EXTRA PART 3

52 3 1
                                    

Mita menghela napas tipis, lalu menekan bel dari sebuah pintu hitam.

Tidak berapa lama, pintu itu terbuka dan menampilkan wajah Vivi di sana. Vivi tidak tersenyum sama sekali. Sorot matanya justru terlihat marah. "Kenapa mengunjungiku? Bukankah kita bukan sahabat lagi." Vivi bicara ketus pada Mita. Dia kesal, Mita menyembunyikan banyak hal darinya.

Mita menghilang, menyimpan banyak luka, menanggung sendiri rasa sakit. Tanpa dia tahu sama sekali.

"Tidak begitu, Vi. Aku mohon, jangan usir aku." Mita memohon. Dia memasang wajah sedih yang biasanya mampu membuat Vivi luluh.

"Apa karena lo sudah bahagia jadi ingat dengan gue? Ke mana aja lo beberapa tahun ini? Apa yang lo sembunyiin dari gue? Apa gue nggak berarti apa-apa untuk lo?" Vivi menangis sambil terus berteriak. "Lo nyebelin Mit."

Mita tersenyum. Dia maju dan memeluk Vivi. "Aku kangen sama kamu, Vi."

"Lepaskan. Dasar sialan." Berbeda dengan apa yang dia ucapkan, tangannya justru membalas pelukan Mita dengan erat.

"Bagaimana kabarmu? Apa aku tidak salah dengar, kau menjalin hubungan dengan Niel?" Mita langsung mengungkapkan pertanyaannya. Pernyataan yang menganggu pikirannya sebelum datangbkebtempat ini.

"Jangan bahas itu. Gimana sama lo?" Vivi merenggangkan pelukannya. "Lo utang banyak cerita sama gue."

Mita mengangguk. "Aku akan menjawab semuanya. Tapi, setelah itu. Jawab pertanyaanku tadi."

"Oke. Masuklah." Vivi menggeser tubuhnya meminta Mita masuk dan duduk tenang di sofa kesayangannya.

Cerita itu pada akhirnya terungkap, Vivi mendengarkan dengan baik. Dengan sesekali berdiri untuk mengambil cemilan, atau minuman.

Vivi terharu, tapi tentu saja tetap kesal pada keputusan Mita yang tidak melibatkan dirinya. Dia merasa Mita sudah tidal menyayanginya lagi, mengingat dia mampu menyemvunyikan semua ini dari Vivi.

Mita tersenyum kala cerita sedihnya berubah menjadi cerita bahagia. Hingga sang waktu menggilas siang lalu berubah menjadi petang.

Bel apartemen Vivi kembali berbunyi. Vivi beranjak lalu membukanya. "Mit. Jemputan lo datang."

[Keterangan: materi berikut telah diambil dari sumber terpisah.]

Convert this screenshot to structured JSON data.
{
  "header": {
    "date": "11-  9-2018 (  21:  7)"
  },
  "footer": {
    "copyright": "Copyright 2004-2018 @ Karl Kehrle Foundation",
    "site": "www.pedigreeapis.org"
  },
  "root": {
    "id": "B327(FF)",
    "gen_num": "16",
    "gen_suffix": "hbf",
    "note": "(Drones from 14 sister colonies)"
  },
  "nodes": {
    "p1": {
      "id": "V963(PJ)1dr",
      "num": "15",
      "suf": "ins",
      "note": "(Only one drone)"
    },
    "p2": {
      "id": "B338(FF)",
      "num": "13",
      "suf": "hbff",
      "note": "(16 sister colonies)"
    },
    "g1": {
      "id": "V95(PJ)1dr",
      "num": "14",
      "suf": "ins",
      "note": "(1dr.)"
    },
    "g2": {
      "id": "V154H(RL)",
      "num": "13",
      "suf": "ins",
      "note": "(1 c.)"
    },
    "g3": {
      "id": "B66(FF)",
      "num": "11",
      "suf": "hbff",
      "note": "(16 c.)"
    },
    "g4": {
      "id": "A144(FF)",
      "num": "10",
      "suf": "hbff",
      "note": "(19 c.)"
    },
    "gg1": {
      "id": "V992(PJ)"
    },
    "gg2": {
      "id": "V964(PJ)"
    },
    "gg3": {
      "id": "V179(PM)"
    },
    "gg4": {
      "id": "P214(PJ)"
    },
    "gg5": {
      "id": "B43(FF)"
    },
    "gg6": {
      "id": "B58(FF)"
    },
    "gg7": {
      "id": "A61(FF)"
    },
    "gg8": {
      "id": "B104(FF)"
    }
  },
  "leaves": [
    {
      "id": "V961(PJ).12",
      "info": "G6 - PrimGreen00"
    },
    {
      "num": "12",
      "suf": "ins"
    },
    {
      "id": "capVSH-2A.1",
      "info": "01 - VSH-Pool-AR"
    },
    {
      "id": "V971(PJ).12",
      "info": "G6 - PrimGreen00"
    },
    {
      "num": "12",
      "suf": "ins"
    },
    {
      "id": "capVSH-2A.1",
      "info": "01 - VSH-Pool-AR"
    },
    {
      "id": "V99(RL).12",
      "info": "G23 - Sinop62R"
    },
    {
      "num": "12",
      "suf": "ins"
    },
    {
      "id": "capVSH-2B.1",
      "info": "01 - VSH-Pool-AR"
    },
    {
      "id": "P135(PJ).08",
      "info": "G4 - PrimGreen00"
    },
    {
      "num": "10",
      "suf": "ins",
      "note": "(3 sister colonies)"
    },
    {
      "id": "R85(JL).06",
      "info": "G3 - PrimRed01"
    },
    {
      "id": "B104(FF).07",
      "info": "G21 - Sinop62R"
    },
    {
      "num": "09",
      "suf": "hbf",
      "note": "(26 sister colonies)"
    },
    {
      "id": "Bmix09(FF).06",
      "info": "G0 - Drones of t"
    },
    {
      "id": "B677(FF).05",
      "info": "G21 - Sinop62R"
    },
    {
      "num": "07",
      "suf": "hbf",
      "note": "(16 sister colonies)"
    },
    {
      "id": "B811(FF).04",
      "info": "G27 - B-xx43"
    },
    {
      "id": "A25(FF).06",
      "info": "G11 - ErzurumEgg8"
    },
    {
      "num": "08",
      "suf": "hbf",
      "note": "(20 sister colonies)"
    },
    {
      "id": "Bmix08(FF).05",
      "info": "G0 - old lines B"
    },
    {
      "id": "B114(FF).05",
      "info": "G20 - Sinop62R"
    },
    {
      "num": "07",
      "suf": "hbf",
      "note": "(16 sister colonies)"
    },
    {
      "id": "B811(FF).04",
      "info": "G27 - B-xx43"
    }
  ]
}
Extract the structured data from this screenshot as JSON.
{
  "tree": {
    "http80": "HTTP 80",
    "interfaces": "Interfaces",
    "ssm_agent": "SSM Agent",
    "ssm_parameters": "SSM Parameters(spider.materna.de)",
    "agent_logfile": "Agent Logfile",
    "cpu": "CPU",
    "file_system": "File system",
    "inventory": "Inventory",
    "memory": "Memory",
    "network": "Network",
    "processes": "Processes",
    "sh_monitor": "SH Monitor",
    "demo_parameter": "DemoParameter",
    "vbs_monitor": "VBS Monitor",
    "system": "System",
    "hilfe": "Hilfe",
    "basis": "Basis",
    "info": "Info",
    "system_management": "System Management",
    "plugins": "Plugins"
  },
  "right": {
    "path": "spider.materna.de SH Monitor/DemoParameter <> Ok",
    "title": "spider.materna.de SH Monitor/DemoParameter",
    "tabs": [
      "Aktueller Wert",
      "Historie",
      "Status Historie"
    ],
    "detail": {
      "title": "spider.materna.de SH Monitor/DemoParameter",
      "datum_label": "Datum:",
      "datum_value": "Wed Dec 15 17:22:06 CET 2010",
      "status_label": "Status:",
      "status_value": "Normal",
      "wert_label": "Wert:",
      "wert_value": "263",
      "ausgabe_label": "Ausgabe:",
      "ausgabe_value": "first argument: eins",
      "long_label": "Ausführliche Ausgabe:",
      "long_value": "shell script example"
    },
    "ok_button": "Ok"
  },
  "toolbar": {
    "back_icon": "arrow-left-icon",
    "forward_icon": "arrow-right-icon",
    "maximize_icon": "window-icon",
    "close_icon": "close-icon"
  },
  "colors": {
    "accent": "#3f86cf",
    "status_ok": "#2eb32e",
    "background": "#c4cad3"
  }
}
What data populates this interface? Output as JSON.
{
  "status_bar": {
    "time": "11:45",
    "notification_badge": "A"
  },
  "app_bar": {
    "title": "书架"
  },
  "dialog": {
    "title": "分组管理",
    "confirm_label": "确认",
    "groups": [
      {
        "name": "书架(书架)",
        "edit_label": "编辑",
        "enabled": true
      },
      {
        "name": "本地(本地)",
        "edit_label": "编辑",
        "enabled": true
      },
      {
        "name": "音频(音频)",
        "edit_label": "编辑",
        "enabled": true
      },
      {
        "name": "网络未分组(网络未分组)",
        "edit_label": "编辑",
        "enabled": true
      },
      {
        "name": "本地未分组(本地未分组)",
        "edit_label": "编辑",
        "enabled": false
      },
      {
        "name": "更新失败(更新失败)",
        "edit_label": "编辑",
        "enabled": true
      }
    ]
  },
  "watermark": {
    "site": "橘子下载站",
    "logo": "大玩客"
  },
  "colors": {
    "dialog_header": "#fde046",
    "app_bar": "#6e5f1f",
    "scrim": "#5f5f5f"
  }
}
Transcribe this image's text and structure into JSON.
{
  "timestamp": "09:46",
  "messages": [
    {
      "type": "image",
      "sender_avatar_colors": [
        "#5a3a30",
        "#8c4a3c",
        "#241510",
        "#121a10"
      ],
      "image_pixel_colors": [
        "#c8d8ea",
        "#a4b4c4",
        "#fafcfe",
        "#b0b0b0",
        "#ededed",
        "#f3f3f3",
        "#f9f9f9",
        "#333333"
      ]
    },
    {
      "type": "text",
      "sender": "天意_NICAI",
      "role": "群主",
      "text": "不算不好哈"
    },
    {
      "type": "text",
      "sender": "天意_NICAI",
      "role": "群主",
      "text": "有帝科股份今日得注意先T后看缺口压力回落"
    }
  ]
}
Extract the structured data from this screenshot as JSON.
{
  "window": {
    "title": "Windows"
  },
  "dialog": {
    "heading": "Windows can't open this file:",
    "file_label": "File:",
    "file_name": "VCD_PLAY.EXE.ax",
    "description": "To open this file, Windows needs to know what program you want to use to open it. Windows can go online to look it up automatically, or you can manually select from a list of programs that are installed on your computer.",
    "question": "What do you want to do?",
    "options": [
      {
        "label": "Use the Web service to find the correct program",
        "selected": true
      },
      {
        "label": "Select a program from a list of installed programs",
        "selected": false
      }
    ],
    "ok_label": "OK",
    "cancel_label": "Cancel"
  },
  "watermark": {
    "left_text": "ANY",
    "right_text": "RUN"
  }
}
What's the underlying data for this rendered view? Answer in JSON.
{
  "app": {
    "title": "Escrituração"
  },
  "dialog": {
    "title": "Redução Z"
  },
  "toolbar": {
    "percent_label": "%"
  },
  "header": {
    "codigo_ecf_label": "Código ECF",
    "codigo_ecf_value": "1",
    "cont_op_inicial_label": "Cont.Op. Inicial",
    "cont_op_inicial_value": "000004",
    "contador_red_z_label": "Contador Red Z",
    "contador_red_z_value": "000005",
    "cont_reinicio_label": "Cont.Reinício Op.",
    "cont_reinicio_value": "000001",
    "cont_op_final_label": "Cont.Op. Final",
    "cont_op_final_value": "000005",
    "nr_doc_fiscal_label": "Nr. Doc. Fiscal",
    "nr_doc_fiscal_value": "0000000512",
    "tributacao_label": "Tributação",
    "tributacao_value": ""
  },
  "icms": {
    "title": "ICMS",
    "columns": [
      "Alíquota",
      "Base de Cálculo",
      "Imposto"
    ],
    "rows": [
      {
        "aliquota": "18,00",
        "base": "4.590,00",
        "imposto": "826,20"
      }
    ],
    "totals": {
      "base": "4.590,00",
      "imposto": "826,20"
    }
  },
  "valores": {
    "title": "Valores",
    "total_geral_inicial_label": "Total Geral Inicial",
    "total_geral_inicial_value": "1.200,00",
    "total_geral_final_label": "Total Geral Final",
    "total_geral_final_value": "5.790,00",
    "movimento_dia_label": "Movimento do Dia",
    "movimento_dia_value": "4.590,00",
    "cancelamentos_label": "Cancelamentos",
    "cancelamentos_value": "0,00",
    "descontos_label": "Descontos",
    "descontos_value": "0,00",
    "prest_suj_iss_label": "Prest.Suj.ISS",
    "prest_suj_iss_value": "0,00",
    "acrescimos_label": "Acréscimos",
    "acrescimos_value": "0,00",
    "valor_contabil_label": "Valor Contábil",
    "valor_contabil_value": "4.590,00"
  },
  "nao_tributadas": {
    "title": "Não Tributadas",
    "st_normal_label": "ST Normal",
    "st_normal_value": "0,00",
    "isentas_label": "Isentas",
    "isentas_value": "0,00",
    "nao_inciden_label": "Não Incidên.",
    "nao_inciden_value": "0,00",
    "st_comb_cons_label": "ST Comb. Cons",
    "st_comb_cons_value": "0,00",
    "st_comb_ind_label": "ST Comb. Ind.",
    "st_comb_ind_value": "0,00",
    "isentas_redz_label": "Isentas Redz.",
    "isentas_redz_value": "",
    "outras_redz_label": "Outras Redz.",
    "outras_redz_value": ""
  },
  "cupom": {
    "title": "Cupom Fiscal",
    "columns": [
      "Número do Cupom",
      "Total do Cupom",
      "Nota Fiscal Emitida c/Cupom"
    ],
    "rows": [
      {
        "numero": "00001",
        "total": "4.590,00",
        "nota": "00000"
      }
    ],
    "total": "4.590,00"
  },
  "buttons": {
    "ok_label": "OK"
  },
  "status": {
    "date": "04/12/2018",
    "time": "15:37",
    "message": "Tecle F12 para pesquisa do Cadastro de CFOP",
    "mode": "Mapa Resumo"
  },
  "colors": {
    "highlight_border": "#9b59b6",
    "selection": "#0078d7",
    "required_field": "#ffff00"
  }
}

Vivi kembali melenggang masuk dan kembali duduk di sofa. Arka tersenyum ketika bertemu mata dengan Mita. Dia duduk di samping kekasihnya itu. Mita mengelus pipi Arka sesaat. "Lelah?"

Arka mengangguk lalu menyandarkan kepalanya di bahu Mita. Vivi mencibirkan bibir. Tidak bertemu beberapa tahun membuat couple di depannya ini tampak semakin menjijikkan. "Sebaiknya kalian langsung pulang saja. Jangan ganggu gue."

"Kenapa. Bilang saja iri." Arka menatap Vivi sekilas.

"Iri. Hah .... Untuk apa? Lo pikir gue nggak bisa kayak gitu?" Vivi tidak mau kalah. "Ingat ya Tuan, kita tidak saling mengenal. Dengan menjadi tunangannya tidak membuat saya menyukai Anda."

"Najis disukai sama kamu."

Di tengah pembicaraan yang belum ada titik terangnya itu, suara pintu terdengar. Vivi membelalakkan mata. Dia berdiri lalu berlari menuju pintunya.

"Sayang." Sebuah pelukan dan juga suara yang otomatis membuat Arka dan Mita menoleh bersamaan.

Vivi memukul punggung pria itu dan mulai panik. "Lepaskan. Ada Mita dan tunangannya."

Perlataan itu seketika membuat sang pria melepaskan pelukan.

"Hai Niel. Senang melihatnya. Vivi gadis baik." Mita tersenyum dengan adegan yang tersaji di depannya.

Niel tersenyum dengan kaku. Dia melirik Vivi sesaat. Lalu menatap Mita dan Arka. Niel tidak suka pada Arka, itu tidak bisa di ubah. Dia sudah menjalin hubungan dengan Vivi, tapi masih ada sedikit rasa suka pada Mita. Rasa sukanya tidak mungkin hilang begitu saja, mengingat sudah berapa lama dia menjatuhkan hatinya pada Mita.